Mesmo assim, diversos cientistas liderados por um grupo de Miami se mostraram intrigados pelos resultados e conseguiram permissão para acompanhar a avaliação clínica dos pacientes de Huang. Os dados, publicados na revista “Neurorehabilitation and Neural Repair” e na “Spinal Cord”, são assustadores. De sete pacientes autorizados a ter contato com cientistas do exterior, cinco apresentaram efeitos colaterais (incluindo meningite e exacerbada sensibilidade) e nenhum mostrou qualquer sinal de melhora. Para piorar, as amostras injetadas não continham as tais células-tronco do nariz. Obviamente Huang se defendeu criticando a técnica dos cientistas de Miami e apontando que a análise de apenas sete entre milhares de pacientes seria insuficiente para tirar conclusões. Justo, mas porque isso não foi discutido antes?
Hoje em dia, o ideal é que qualquer terapia em humanos seja testada em ensaios experimentais abertos, “randomizados” e controlados, onde qualquer pesquisador do mundo possa ter acesso aos dados. Os pacientes devem participar sem pagar absolutamente nada, estando cientes dos riscos envolvidos. Obviamente, nos países em desenvolvimento, onde as regulações institucionais são menos rigorosas, isso acontece mais freqüentemente. Mesmo assim, nos EUA, uma clínica de Atlanta (Biomark) foi processada pelo FDA (agência governamental americana responsável por fiscalizar tratamentos clínicos) por ludibriar seus pacientes com falsas esperanças no tratamento de ELA usando células do cordão umbilical. Após perder os direitos de clinicar nos EUA, os donos da clínica são agora procurados pelo FBI.
Mesmo assim, muitos pacientes continuam a procurar esse tipo de auxilio. Com justificativas do tipo “não me importa se ainda não foi provado cientificamente” ou “qualquer melhoria pra mim é bem vinda”, ou mesmo “não tenho nada a perder”, fica difícil de argumentar com pacientes que têm pressa na cura. A razão por trás disso inclui a divulgação exacerbada dos avanços das células-tronco pelos próprios cientistas e pela mídia em geral.

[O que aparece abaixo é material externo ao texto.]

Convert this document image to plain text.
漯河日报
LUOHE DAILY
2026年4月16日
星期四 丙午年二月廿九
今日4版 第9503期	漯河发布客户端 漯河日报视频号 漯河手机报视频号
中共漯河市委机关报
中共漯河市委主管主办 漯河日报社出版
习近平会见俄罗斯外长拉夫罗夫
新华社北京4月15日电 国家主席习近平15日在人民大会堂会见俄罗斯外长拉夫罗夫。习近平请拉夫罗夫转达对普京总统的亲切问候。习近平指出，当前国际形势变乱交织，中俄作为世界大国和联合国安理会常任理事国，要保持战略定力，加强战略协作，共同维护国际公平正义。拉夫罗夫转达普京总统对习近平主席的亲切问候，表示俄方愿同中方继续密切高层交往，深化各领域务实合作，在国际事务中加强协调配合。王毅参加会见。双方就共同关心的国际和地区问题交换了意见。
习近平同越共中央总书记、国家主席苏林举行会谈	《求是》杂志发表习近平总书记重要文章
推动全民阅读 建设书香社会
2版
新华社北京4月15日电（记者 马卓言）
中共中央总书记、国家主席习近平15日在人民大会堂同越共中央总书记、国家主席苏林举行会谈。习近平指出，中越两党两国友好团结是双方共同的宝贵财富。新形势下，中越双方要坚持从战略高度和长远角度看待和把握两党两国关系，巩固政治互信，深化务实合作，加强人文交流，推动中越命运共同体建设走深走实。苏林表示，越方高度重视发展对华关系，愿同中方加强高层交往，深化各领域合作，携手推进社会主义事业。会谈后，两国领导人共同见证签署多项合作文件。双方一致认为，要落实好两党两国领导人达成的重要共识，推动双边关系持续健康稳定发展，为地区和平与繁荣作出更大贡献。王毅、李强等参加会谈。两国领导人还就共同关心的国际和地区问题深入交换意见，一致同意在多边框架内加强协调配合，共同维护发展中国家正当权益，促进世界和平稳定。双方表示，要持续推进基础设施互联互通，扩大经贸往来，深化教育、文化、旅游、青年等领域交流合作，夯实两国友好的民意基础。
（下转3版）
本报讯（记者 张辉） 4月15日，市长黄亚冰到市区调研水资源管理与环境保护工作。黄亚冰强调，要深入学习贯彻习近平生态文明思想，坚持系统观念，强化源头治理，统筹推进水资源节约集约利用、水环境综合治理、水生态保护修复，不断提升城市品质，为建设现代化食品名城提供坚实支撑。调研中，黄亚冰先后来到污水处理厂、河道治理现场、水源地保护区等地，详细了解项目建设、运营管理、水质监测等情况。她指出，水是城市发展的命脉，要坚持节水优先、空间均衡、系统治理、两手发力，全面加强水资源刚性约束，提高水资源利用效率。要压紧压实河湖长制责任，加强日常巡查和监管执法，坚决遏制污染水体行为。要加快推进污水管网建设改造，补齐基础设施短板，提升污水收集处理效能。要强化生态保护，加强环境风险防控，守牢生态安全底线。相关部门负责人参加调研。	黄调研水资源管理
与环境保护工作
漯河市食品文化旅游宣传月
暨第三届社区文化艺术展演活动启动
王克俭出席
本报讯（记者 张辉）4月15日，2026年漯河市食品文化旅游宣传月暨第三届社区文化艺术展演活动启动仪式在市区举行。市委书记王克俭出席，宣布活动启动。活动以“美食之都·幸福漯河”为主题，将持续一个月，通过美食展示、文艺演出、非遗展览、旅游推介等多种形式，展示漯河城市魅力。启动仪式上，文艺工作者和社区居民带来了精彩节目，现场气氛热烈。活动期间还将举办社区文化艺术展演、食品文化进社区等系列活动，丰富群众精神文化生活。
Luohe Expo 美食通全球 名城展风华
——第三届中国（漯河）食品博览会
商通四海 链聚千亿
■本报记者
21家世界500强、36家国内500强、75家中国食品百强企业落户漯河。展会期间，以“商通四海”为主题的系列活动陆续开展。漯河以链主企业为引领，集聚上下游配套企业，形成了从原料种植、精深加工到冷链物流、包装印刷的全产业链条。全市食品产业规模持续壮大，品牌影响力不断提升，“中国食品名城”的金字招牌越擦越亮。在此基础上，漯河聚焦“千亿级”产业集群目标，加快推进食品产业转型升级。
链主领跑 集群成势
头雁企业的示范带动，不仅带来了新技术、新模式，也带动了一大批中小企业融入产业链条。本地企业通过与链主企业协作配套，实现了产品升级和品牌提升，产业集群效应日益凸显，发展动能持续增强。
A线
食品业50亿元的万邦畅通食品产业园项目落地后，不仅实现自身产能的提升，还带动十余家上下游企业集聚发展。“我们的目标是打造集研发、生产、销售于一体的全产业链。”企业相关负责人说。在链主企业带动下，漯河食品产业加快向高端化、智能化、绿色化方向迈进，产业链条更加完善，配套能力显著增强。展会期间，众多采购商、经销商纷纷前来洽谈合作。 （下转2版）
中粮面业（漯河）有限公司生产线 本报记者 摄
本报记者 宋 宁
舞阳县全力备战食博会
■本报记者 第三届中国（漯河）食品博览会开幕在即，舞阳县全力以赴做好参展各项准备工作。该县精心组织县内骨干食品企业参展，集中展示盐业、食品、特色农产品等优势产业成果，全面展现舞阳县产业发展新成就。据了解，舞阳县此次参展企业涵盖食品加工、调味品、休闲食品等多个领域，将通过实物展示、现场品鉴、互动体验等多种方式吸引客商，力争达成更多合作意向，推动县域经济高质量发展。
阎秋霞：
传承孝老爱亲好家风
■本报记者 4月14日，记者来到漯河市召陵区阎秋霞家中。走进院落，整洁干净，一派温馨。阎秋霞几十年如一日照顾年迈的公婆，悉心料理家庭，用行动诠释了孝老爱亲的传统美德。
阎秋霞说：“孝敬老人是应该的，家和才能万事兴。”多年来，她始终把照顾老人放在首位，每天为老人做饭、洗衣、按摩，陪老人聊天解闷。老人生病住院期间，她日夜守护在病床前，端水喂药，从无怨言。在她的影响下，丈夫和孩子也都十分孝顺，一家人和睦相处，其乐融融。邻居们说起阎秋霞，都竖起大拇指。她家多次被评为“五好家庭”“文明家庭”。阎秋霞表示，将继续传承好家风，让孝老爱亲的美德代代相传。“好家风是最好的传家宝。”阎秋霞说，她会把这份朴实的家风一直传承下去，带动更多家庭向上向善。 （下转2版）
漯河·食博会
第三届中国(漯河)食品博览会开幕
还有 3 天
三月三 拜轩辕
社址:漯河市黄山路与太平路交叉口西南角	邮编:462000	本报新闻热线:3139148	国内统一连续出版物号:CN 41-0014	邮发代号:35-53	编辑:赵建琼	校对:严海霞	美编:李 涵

Caso semelhante aconteceu na década de 80 com a “terapia gênica”. Com a morte de um voluntário, as pesquisas da área desapareceram por anos por falta de financiamento e só estão voltando agora. Um atraso científico e terapêutico irreparável. Será que já não teríamos a cura para diversas doenças se os avanços não tivessem sido interrompidos?
A esperança nas células-tronco é compartilhada por muitos, pacientes, familiares, pesquisadores, políticos. Infelizmente ainda não chegamos lá. Precisa-se investir muito em pesquisa básica. Ensaios experimentais clínicos devem ser controlados e sem retorno financeiro, garantindo a transparência. Sei que é difícil explicar isso para pacientes que se recusam a se conformar com seu estado. Mas acho que essa deva ser outra razão para que se pressione as agências de fomento governamentais a investir na área ou mesmo para organização de associações privadas, comandadas ou não por pacientes, que financiem pesquisas direcionadas para doenças específicas.